Wednesday, June 05, 2013

Deep Thoughts on ICASSP 2013

ICASSP 2013 is wrapping up today in Vancouver.  Unfortunately, I missed the last day (and sessions on speech synthesis and prosody that I would have enjoyed).  But a wedding on Saturday brought me back a day early.

I hadn't been to ICASSP before, mostly due to timing oddities and writing grants over summers rather than writing papers that would hit the deadline.  It is a very large conference.  About twice as large as Interspeech.  But the scope is also much broader.  Speech and Language work made up at most 30% of the work at the conference.  And even this is generous, including machine learning, and other work on audio.

So take this recap with a grain of salt.  I missed the last day of the conference, and my impressions are speech focused.  (I think I've described all conference recaps as blind-men-and-the-elephant problems and this one is no exception.)

Deep Learning.
OK, I pointed out that Deep Neural Nets were a "hot topic" at last years Interspeech.  It's hard to believe it's possible, but they're even hotter now.  Geoffrey Hinton gave the first plenary talk.  This was followed by an oral session called "Automatic Speech Recognition using Neural Networks", which was followed by a Special Session titled "New Types of Deep Neural Network Learning for Speech Recognition and Related Applications".  The next morning, you could attend "Acoustic Modeling with Neural Networks".  And this is just at the session level.  Even more applications of multilayer neural networks were scattered around other oral and poster sessions.  Some of these oral sessions were so crowded that people were standing along the walls and sitting in the aisles.  Nothing else that I saw received nearly so much attention.

It's easy to view "deep" learning as a silver bullet -- the next great machine learning that will solve all of our problems.  It's almost certainly not.  However, a wide array of research groups are seeing similar impressive performance gains by using deep network models for a broad spectrum of spoken language processing tasks.  This is especially true for acoustic modeling in speech recognition.  Given this, deep learning shouldn't be ignored.

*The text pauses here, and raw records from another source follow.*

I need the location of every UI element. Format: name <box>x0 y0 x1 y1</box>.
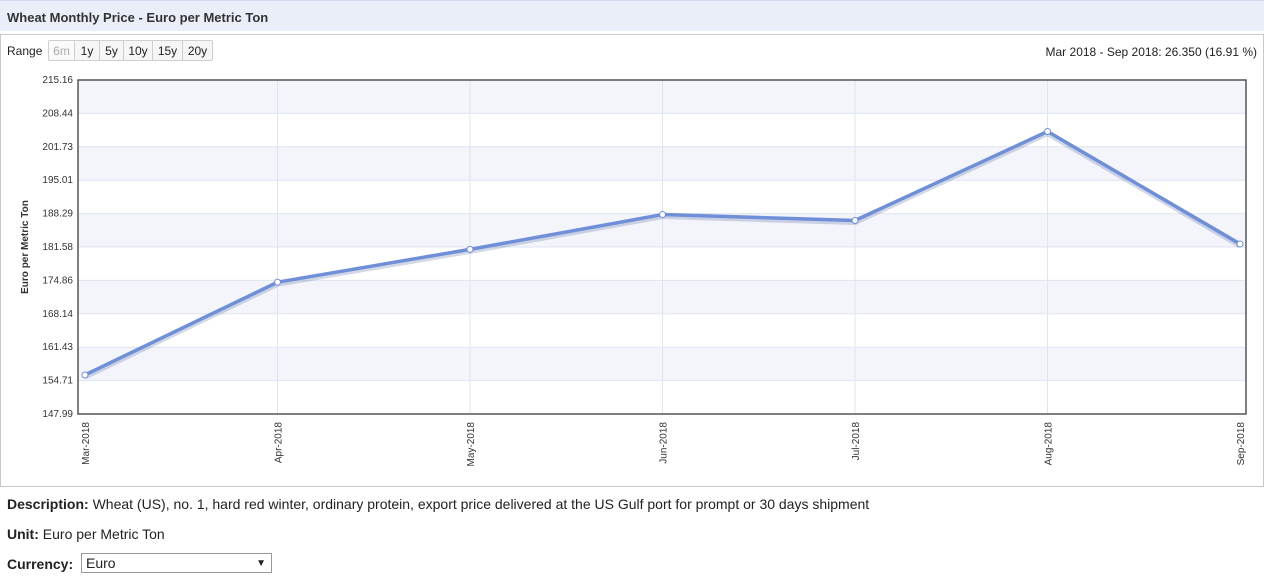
y-tick-label: 168.14 <box>42 309 73 320</box>
y-tick-label: 215.16 <box>42 75 73 86</box>
x-tick-label: Jul-2018 <box>851 422 862 461</box>
unit-text: Euro per Metric Ton <box>42 526 165 542</box>
range-6m-button[interactable]: 6m <box>48 40 75 61</box>
data-point <box>466 245 474 253</box>
currency-select[interactable]: Euro ▼ <box>81 553 272 573</box>
y-tick-label: 161.43 <box>42 342 73 353</box>
currency-label: Currency: <box>7 556 74 572</box>
y-axis-title: Euro per Metric Ton <box>20 200 31 294</box>
chart-header: Wheat Monthly Price - Euro per Metric To… <box>0 0 1264 31</box>
data-point <box>851 217 859 225</box>
y-tick-label: 154.71 <box>42 376 73 387</box>
x-tick-label: May-2018 <box>466 422 477 467</box>
x-tick-label: Jun-2018 <box>659 422 670 464</box>
plot-border <box>77 79 1247 415</box>
description-text: Wheat (US), no. 1, hard red winter, ordi… <box>92 496 870 512</box>
x-tick-label: Aug-2018 <box>1044 422 1055 466</box>
range-selector: 6m 1y 5y 10y 15y 20y <box>48 40 213 61</box>
y-tick-label: 195.01 <box>42 175 73 186</box>
x-tick-label: Apr-2018 <box>274 422 285 464</box>
data-point <box>274 278 281 286</box>
chart-title: Wheat Monthly Price - Euro per Metric To… <box>7 10 269 25</box>
x-tick-label: Mar-2018 <box>81 422 92 465</box>
dropdown-arrow-icon: ▼ <box>256 558 266 569</box>
y-tick-label: 174.86 <box>42 275 73 286</box>
range-20y-button[interactable]: 20y <box>183 40 213 61</box>
y-tick-label: 201.73 <box>42 142 73 153</box>
range-10y-button[interactable]: 10y <box>124 40 153 61</box>
range-label: Range <box>7 44 43 58</box>
data-point <box>1044 128 1051 136</box>
range-5y-button[interactable]: 5y <box>100 40 124 61</box>
y-tick-label: 181.58 <box>42 242 73 253</box>
currency-selected-value: Euro <box>86 555 116 571</box>
range-summary: Mar 2018 - Sep 2018: 26.350 (16.91 %) <box>1045 45 1257 59</box>
unit: Unit: Euro per Metric Ton <box>7 526 165 542</box>
unit-label: Unit: <box>7 526 39 542</box>
range-15y-button[interactable]: 15y <box>153 40 183 61</box>
description-label: Description: <box>7 496 89 512</box>
x-tick-label: Sep-2018 <box>1236 422 1247 466</box>
y-tick-label: 188.29 <box>42 209 73 220</box>
y-tick-label: 208.44 <box>42 108 73 119</box>
data-point <box>659 211 666 219</box>
y-tick-label: 147.99 <box>42 409 73 420</box>
description: Description: Wheat (US), no. 1, hard red… <box>7 496 869 512</box>
data-point <box>1236 240 1244 248</box>
price-line-chart: 215.16 208.44 201.73 195.01 188.29 181.58 174.… <box>20 75 1247 467</box>
range-1y-button[interactable]: 1y <box>75 40 100 61</box>
data-point <box>81 371 89 379</box>
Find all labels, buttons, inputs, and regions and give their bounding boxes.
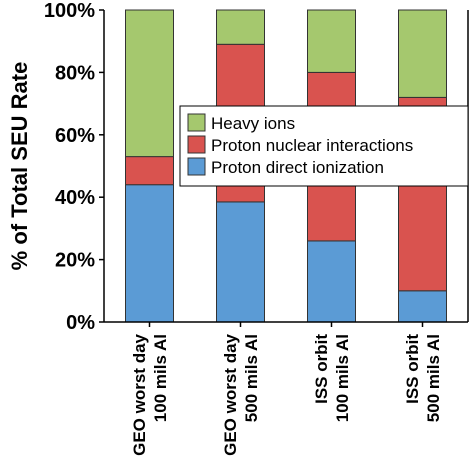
y-axis-label-group: % of Total SEU Rate <box>7 62 32 271</box>
y-ticks: 0% 20% 40% 60% 80% 100% <box>44 0 104 334</box>
y-tick-label: 80% <box>55 62 95 84</box>
bars <box>125 9 447 323</box>
bar-segment-1-series-3 <box>125 9 174 158</box>
x-category-label-line: GEO worst day <box>221 333 240 455</box>
y-tick-label: 0% <box>66 312 95 334</box>
x-category-label-line: 100 mils Al <box>333 334 352 422</box>
legend-swatch <box>187 157 206 176</box>
x-category-label-line: ISS orbit <box>312 334 331 404</box>
legend-label: Heavy ions <box>211 114 295 133</box>
legend-swatch <box>187 113 206 132</box>
legend-label: Proton direct ionization <box>211 158 384 177</box>
bar-segment-4-series-3 <box>398 9 447 98</box>
bar-segment-4-series-1 <box>398 290 447 323</box>
legend-label: Proton nuclear interactions <box>211 136 413 155</box>
y-tick-label: 100% <box>44 0 95 22</box>
x-category-label-line: GEO worst day <box>130 333 149 455</box>
x-category-label: GEO worst day 500 mils Al <box>221 333 261 455</box>
bar-segment-2-series-3 <box>216 9 265 45</box>
legend-swatch <box>187 135 206 154</box>
x-category-label: GEO worst day 100 mils Al <box>130 333 170 455</box>
y-axis-label: % of Total SEU Rate <box>7 62 32 271</box>
legend: Heavy ions Proton nuclear interactions Pro… <box>179 105 469 187</box>
y-tick-label: 60% <box>55 125 95 147</box>
x-category-label-line: ISS orbit <box>403 334 422 404</box>
x-category-labels: GEO worst day 100 mils Al GEO worst day 500… <box>130 322 443 456</box>
x-category-label-line: 100 mils Al <box>151 334 170 422</box>
x-category-label: ISS orbit 100 mils Al <box>312 334 352 423</box>
y-tick-label: 40% <box>55 187 95 209</box>
x-category-label: ISS orbit 500 mils Al <box>403 334 443 423</box>
bar-segment-3-series-3 <box>307 9 356 73</box>
x-category-label-line: 500 mils Al <box>242 334 261 422</box>
y-tick-label: 20% <box>55 250 95 272</box>
bar-segment-1-series-2 <box>125 156 174 186</box>
x-category-label-line: 500 mils Al <box>424 334 443 422</box>
legend-box <box>179 105 469 187</box>
bar-segment-3-series-1 <box>307 240 356 323</box>
bar-segment-2-series-1 <box>216 201 265 323</box>
bar-segment-1-series-1 <box>125 184 174 323</box>
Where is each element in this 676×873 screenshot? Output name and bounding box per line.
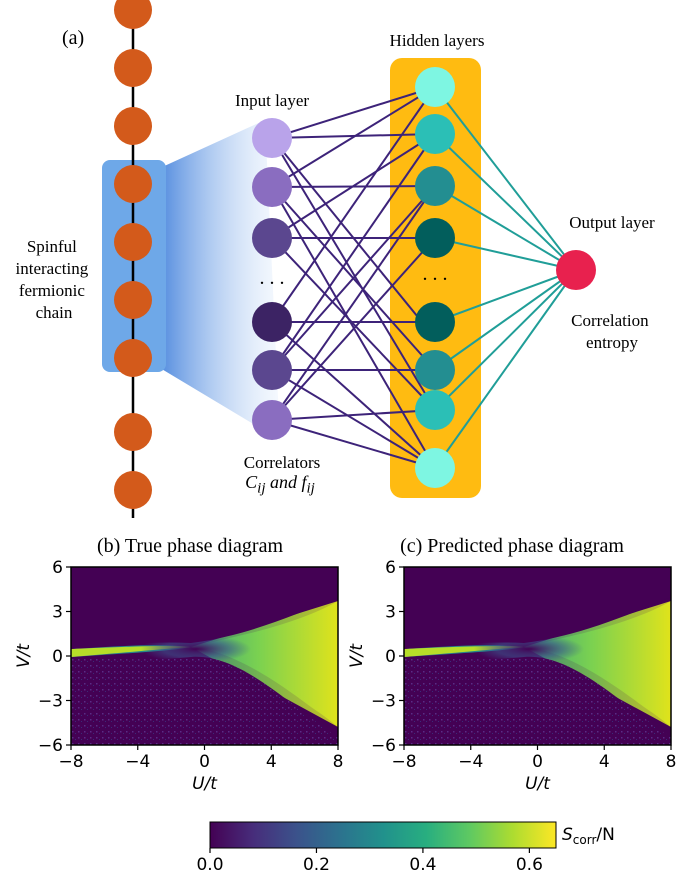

Hinton's coursera course is a solid place to start. (Though resist drinking the kool-aid.  To my mind, perceptrons are bad approximations of neurons and worse approximations of the brain, and do little to advance our understanding of human intelligence.)

Another highlight
One paper which caught my attention for its simplicity came out of Google: "Language Model Verbalization for Automatic Speech Recognition".  Essentially "verbalization" is defined as a sort of inverse text-normalization. In text normalization for speech synthesis we have to translate "10" to "TEN", and "7:11" to "SEVEN ELEVEN" or "ELEVEN PAST SEVEN".  For ASR, the idea of verbalization is to convert decoding output of "SEVEN ELEVEN" into "7:11" or "7-11".  Why bother?  Well, Google (and everyone else) has big language models based on text data. You could run a text normalizer over all of this data, but the proposition here is to convert the ASR output into a form that looks more like the source material in your language model.

The Verbalizer solution to this problem is remarkably elegant.  A traditional WFST decoder can be expressed as D = C • L • G, where C comes off the acoustic model mapping context dependent to independent phones, L is the pronunciation model and G the language model.  The "Verbalized" WFST model includes a WFST V which maps ASR realizations like "SEVEN ELEVEN" to text-like realizations like "7-11" or "7:11" (and since it's a WFST it can do both simultaneously).  The new decoder looks like D = C • L • V • G.  No fuss, no muss.  Except that you have to write Verbalizer rules by hand.

The paper focused on terms involving numbers, but the framework is very extensible.  And it's great to see work coming out of Google that doesn't have Google-scale data as a prerequisite.

The acceptance rate at this years ICASSP was 52%.  This means that the ICASSP and Interspeech acceptance rates are identical for the first time.  I know that Interspeech organizers have been working to lower the acceptance rate, while it sounds like there has been pressure to keep the size of ICASSP large, even at the expense of a higher acceptance rate.  IEEE (the ICASSP parent organization) is a much larger bureaucracy than ISCA (Interspeech).  There are clear expectations from IEEE about the expected revenue from hosting a conference, which translates to expectations on attendance and therefore the number of accepted papers regardless of the number of submissions.

Despite the near constant rain, I genuinely enjoyed Vancouver and ICASSP 2013.  I'm looking forward to the next.